There is no policy that can thwart all aggressive litigation tactics without also handicapping a country’s patent system and impeding growth. It is unavoidable that entities considering themselves to be valiantly engaged in the defense of lawful rights will be characterized by opposing parties as abusive pugilists. This age-old “two sides to every story” dilemma is the very reason that each nation has a justice system able to conduct trials and declare judgments. To begin any discussion about realistic, achievable intellectual property reform, we must first accept that any solution deemed complete and airtight by one constituency will almost certainly be perceived as toxic and oppressive by a multitude of others. Balance will always be disparaged as imperfection by interested parties. This is as much the case today as it was in previous centuries—in which a great many inventors survived and flourished.

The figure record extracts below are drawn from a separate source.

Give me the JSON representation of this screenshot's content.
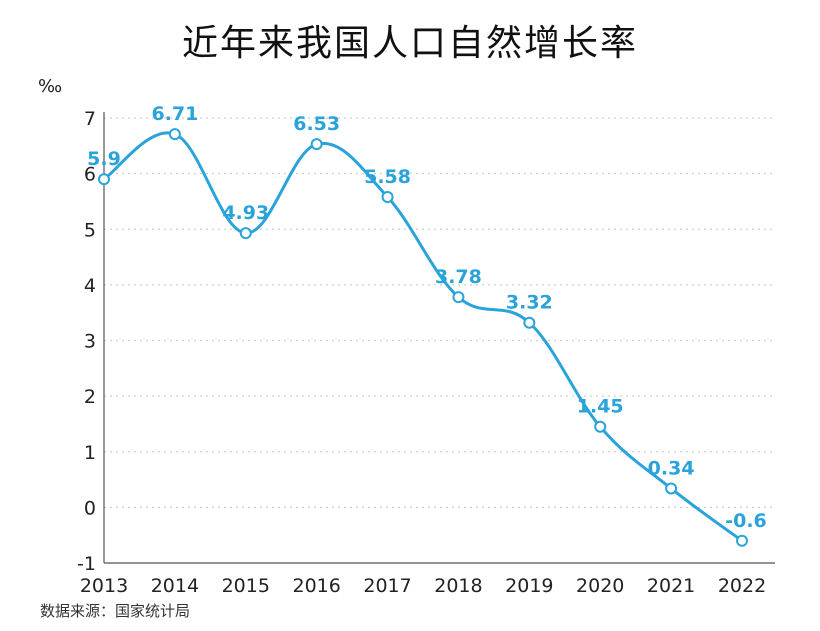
{
  "title": "近年来我国人口自然增长率",
  "unit": "‰",
  "source": "数据来源：国家统计局",
  "colors": {
    "line": "#29a3d9",
    "grid": "#cfcfcf",
    "axis": "#555555"
  },
  "chart_data": {
    "type": "line",
    "title": "近年来我国人口自然增长率",
    "xlabel": "",
    "ylabel": "‰",
    "categories": [
      "2013",
      "2014",
      "2015",
      "2016",
      "2017",
      "2018",
      "2019",
      "2020",
      "2021",
      "2022"
    ],
    "values": [
      5.9,
      6.71,
      4.93,
      6.53,
      5.58,
      3.78,
      3.32,
      1.45,
      0.34,
      -0.6
    ],
    "labels": [
      "5.9",
      "6.71",
      "4.93",
      "6.53",
      "5.58",
      "3.78",
      "3.32",
      "1.45",
      "0.34",
      "-0.6"
    ],
    "yticks": [
      "-1",
      "0",
      "1",
      "2",
      "3",
      "4",
      "5",
      "6",
      "7"
    ],
    "ylim": [
      -1,
      7
    ],
    "grid": true,
    "smooth": true,
    "legend": "none"
  }
}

The anti-patent narrative capitalizes on society’s collective short-sightedness. The preemptive aspect of patents garners outsized public attention only because the grant of temporary exclusive rights to patent owners is the feature that is most readily apparent to the general public. The higher prices of today are easily lamented, while the unquantifiable potential of the inventions of tomorrow is less readily appreciated. It is additionally difficult for individuals to conjure the notion of a world in which our currently prized devices, methods and tools were never invented because innovators were not offered sufficient incentives.
It is far too easy to complain about the appropriate price of research and development once an invention is in the marketplace, but much more difficult to contemplate the lack of advancement in an industry where patent protection is not available. This is a predicament the current negative view of patent protection generally, and software and biotech patents in particular, threaten to instigate.